No Brasil, bandas pipocam aqui e ali, representando os mais diversos gêneros e subgêneros, e o que é melhor, tentando sair da sombra das grandes bandas nacionais do passado. O rock nacional se complicou tremendamente: ao mesmo tempo em que surgem bandas que imitam o estilo e linha de composição de grupos internacionais, há aquelas que lutam por encontrar uma personalidade própria, ainda que não neguem influências e referências.

Krias de Kafka é um nome que remete diretamente ao escritor tcheco Franz Kafka, um dos maiores da literatura mundial, autor de obras como “A Metamorfose”, “O Processo”, “Colônia Penal” e “Carta ao Pai”, que revolucionou as letras no século XX devido à sua capacidade de assombrar a realidade com requintada visão do pesadelo cotidiano que habita o homem e suas profundezas – grande fonte de inspiração quando o assunto é o absurdo da condição humana, suas vicissitudes e facetas.
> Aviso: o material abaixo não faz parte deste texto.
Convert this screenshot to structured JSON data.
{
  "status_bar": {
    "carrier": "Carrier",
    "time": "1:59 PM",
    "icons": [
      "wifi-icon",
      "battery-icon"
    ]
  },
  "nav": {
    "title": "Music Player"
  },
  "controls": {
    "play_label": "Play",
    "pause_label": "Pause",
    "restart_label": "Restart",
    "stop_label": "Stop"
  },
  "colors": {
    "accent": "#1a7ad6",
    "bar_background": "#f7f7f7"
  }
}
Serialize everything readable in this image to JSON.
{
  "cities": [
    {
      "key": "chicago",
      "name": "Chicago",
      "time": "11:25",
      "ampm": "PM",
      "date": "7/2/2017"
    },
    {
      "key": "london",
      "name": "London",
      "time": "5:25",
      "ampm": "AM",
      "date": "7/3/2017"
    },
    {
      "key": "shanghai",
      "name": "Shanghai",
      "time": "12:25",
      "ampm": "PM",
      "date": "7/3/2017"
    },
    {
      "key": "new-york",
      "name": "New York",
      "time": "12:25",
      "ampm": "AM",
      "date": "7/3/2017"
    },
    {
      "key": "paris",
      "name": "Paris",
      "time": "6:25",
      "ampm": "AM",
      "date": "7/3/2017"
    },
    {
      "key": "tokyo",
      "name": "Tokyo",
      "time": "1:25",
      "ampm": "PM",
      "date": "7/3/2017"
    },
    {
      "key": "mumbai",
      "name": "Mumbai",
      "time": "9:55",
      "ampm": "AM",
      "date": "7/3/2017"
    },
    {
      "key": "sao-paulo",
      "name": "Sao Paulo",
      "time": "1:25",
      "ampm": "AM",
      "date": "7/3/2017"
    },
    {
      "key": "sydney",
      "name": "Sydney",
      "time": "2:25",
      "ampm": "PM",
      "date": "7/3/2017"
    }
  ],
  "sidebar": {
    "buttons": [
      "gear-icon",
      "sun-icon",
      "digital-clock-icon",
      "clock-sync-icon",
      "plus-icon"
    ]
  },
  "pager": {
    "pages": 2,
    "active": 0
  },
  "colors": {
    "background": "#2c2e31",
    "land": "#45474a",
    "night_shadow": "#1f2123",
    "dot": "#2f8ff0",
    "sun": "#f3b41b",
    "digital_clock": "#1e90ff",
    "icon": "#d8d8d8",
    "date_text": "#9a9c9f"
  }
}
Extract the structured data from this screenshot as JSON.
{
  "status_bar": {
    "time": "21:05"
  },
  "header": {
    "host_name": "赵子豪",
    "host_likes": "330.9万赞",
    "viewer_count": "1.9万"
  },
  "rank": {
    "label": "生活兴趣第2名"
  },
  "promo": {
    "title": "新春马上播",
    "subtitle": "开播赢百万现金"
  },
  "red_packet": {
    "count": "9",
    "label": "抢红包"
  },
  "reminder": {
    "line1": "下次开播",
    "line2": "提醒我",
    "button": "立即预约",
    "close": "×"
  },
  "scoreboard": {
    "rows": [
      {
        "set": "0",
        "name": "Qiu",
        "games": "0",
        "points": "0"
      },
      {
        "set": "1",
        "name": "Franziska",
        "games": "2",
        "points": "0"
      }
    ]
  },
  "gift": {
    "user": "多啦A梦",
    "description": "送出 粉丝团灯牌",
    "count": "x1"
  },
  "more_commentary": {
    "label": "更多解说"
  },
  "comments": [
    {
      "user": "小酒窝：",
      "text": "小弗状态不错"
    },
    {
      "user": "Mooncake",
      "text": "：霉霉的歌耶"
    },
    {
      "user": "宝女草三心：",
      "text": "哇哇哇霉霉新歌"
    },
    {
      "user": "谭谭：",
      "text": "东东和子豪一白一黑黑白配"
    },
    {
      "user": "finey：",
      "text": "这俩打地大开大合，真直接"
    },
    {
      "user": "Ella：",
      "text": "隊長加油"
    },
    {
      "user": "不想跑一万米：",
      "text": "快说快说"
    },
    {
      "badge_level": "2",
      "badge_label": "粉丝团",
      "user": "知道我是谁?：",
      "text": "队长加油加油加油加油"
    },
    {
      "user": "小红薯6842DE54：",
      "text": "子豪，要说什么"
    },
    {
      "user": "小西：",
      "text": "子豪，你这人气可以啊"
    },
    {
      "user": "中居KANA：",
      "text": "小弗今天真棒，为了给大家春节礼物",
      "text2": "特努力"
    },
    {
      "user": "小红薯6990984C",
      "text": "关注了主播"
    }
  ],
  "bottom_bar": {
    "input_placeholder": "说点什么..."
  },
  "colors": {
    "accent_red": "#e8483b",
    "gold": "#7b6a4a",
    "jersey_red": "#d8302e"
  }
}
Mas há mais literatura por trás desta banda. Leminski, Haroldo de Campos e Drummond também fazem parte do caldeirão. Krias de Kafka é brasileira, e compõe em português – o vocalista e letrista Mateus Novaes, poeta inédito e beberrão convicto, despeja versos como “um ódio calmo me toma conta na hora do jantar / e não me sinto especial por isso”, ou “depósito/ de carne/ macilenta / mais ossos / que sonhos”, ou ainda “substitua meu sorriso desorientado/ por algo mais palpável / suponha-me outro, melhor/ com novos hábitos”, em melodias inspiradas em bandas como Sonic Youth, Pixies, Joy Division, Velvet Underground, Nirvana, Radiohead. A mistura funciona: André Linardi (guitarra solo) e Paulo Vinicius (guitarra base e violão elétrico), o baixista Valdir Martinez, Lucas Novaes (teclados, guitarra e violão elétrico) e o baterista recém incorporado à banda, André Okuma, conseguem obter uma mistura única, que ora remete à depressão suicida altamente refinada, ora à euforia punk primal, chegando por vezes a ser lírica e apaixonada. Não falam de amor diretamente: o enterram sob as palavras. Nada menos emocore do que “o banco do ônibus é macio/ O sofá de casa é macio / o abraço da mulher amada é macio / um desespero macio /( sem perfume ) / elevando a gravidade a mil”.

E bem que estamos precisando de um pouco de crueza que vá além do punk rock, que nos faça pensar. Um estágio intermediário entre o poema e a porrada, entre o amor e o desespero. Krias de Kafka nos oferece isso. Mas não vá buscar significado nos nomes das músicas: eles não têm significado algum; são escolhidos ao acaso – um dado interessante, em se tratando de uma banda que labora, além dos acordes, as palavras.